Page 143 presents particles as arising like musical notes from oscillations on a guitar string: only an integer number of wavelengths can fit along the length of a guitar string, and somehow the string theorists hope that out of the landscape of 10^500 (or perhaps even infinity) solutions to the 6-dimensional Calabi-Yau manifold string will come a perfect set of parameters just like the empirically observed Standard Model. (This isn't a prediction, because there will also be 10^500 or an infinite number of failed predictions, conveniently explained away by Prof. Susskind as alternative parallel universes we can't even check. Think of it this way. You toss a coin. I 'predict' correctly that it will land heads up, tails up, or in any one of 10^500 orientations on its side! Does my correct prediction impress you? Should that prediction get a Nobel prize or an Ignobel Prize? You decide that!)

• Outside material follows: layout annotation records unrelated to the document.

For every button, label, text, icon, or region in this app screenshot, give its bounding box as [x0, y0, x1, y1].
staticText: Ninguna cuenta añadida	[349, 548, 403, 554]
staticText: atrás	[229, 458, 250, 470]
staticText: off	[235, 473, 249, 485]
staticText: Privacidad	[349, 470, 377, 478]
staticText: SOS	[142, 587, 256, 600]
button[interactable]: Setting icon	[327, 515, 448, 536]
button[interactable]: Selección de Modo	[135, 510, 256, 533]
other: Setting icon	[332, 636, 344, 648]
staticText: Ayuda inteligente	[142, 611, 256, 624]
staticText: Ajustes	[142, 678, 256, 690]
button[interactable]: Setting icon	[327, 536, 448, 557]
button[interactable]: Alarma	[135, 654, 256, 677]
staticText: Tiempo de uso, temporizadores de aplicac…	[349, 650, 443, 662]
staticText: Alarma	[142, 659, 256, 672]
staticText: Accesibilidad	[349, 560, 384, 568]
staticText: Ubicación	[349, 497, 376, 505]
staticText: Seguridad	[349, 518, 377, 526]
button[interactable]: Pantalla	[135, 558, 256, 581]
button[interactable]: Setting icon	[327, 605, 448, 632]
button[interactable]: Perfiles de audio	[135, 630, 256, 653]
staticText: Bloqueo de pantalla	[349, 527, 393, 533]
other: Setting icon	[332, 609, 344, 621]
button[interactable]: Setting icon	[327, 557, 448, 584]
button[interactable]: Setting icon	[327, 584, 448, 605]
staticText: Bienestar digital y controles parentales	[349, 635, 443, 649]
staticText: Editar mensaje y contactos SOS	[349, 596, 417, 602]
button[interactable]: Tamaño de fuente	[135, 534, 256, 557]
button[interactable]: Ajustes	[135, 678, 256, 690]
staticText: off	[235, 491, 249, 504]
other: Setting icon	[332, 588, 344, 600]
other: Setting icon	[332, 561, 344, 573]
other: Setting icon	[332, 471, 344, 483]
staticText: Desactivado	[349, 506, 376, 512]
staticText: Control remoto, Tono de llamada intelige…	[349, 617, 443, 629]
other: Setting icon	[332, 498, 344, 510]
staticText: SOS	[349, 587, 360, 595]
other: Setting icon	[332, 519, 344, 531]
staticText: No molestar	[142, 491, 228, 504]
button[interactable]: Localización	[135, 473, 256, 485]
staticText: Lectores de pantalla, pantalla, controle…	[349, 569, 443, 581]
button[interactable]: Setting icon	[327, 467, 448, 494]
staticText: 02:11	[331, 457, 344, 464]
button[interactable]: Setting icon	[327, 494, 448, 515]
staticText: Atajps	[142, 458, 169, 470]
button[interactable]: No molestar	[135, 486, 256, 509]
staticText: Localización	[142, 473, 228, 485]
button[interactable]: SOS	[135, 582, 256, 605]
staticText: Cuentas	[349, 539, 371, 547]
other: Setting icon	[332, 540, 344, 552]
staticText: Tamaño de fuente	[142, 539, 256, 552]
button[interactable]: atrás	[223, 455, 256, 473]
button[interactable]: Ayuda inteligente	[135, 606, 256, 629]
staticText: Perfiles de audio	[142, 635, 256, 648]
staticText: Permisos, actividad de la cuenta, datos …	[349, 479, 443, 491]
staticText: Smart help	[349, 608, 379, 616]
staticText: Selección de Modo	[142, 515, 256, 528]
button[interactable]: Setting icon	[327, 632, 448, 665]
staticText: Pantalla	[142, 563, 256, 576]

I should add that Brian does not introduce the problems with 'string theory' as I do above (it isn't even a speculative theory as it has no dynamics, as Prof. 't Hooft says it's just a 'hunch').
One really funny bit is on page 373 where Brian quotes string guru Ed Witten:
'... when I am too old to have any useful thoughts on the subject, younger physicists will have to decide whether we have in fact found the final theory.'
Why wait until then to access the failure of string theory to make checkable, falsifiable predictions? Easy: Ed Witten's career will be over. Better not to investigate alternatives because they might be wrong, whereas string theory can't be wrong, it is not even wrong.